Assessment of examiner leniency and stringency ('hawk-dove effect') in the MRCP(UK) clinical examination (PACES) using multi-facet Rasch modelling
1 Department of Psychology, University College London, Gower Street, London WC1E 6BT, UK
2 MRCP(UK) Central Office, 11 St Andrews Place, Regents Park, London NW1 4LE, UK
BMC Medical Education 2006, 6:42 doi:10.1186/1472-6920-6-42Published: 18 August 2006
A potential problem of clinical examinations is known as the hawk-dove problem, some examiners being more stringent and requiring a higher performance than other examiners who are more lenient. Although the problem has been known qualitatively for at least a century, we know of no previous statistical estimation of the size of the effect in a large-scale, high-stakes examination. Here we use FACETS to carry out a multi-facet Rasch modelling of the paired judgements made by examiners in the clinical examination (PACES) of MRCP(UK), where identical candidates were assessed in identical situations, allowing calculation of examiner stringency.
Data were analysed from the first nine diets of PACES, which were taken between June 2001 and March 2004 by 10,145 candidates. Each candidate was assessed by two examiners on each of seven separate tasks. with the candidates assessed by a total of 1,259 examiners, resulting in a total of 142,030 marks. Examiner demographics were described in terms of age, sex, ethnicity, and total number of candidates examined.
FACETS suggested that about 87% of main effect variance was due to candidate differences, 1% due to station differences, and 12% due to differences between examiners in leniency-stringency. Multiple regression suggested that greater examiner stringency was associated with greater examiner experience and being from an ethnic minority. Male and female examiners showed no overall difference in stringency. Examination scores were adjusted for examiner stringency and it was shown that for the present pass mark, the outcome for 95.9% of candidates would be unchanged using adjusted marks, whereas 2.6% of candidates would have passed, even though they had failed on the basis of raw marks, and 1.5% of candidates would have failed, despite passing on the basis of raw marks.

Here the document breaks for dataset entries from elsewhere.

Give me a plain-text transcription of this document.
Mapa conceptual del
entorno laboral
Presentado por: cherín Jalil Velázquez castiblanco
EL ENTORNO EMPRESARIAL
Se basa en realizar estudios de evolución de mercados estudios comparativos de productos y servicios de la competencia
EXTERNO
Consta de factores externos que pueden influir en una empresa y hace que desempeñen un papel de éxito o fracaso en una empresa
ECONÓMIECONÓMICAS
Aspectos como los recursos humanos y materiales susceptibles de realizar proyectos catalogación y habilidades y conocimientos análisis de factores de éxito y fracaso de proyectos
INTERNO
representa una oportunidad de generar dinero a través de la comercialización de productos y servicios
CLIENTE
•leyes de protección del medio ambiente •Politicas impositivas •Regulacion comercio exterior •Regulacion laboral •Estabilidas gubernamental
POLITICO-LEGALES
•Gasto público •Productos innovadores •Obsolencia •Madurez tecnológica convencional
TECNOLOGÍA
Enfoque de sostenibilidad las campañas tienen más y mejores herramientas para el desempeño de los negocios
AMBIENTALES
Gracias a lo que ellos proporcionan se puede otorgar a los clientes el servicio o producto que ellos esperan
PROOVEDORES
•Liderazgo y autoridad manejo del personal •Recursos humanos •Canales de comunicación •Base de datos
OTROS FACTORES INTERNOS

Examiners do differ in their leniency or stringency, and the effect can be estimated using Rasch modelling. The reasons for differences are not clear, but there are some demographic correlates, and the effects appear to be reliable across time. Account can be taken of differences, either by adjusting marks or, perhaps more effectively and more justifiably, by pairing high and low stringency examiners, so that raw marks can be used in the determination of pass and fail.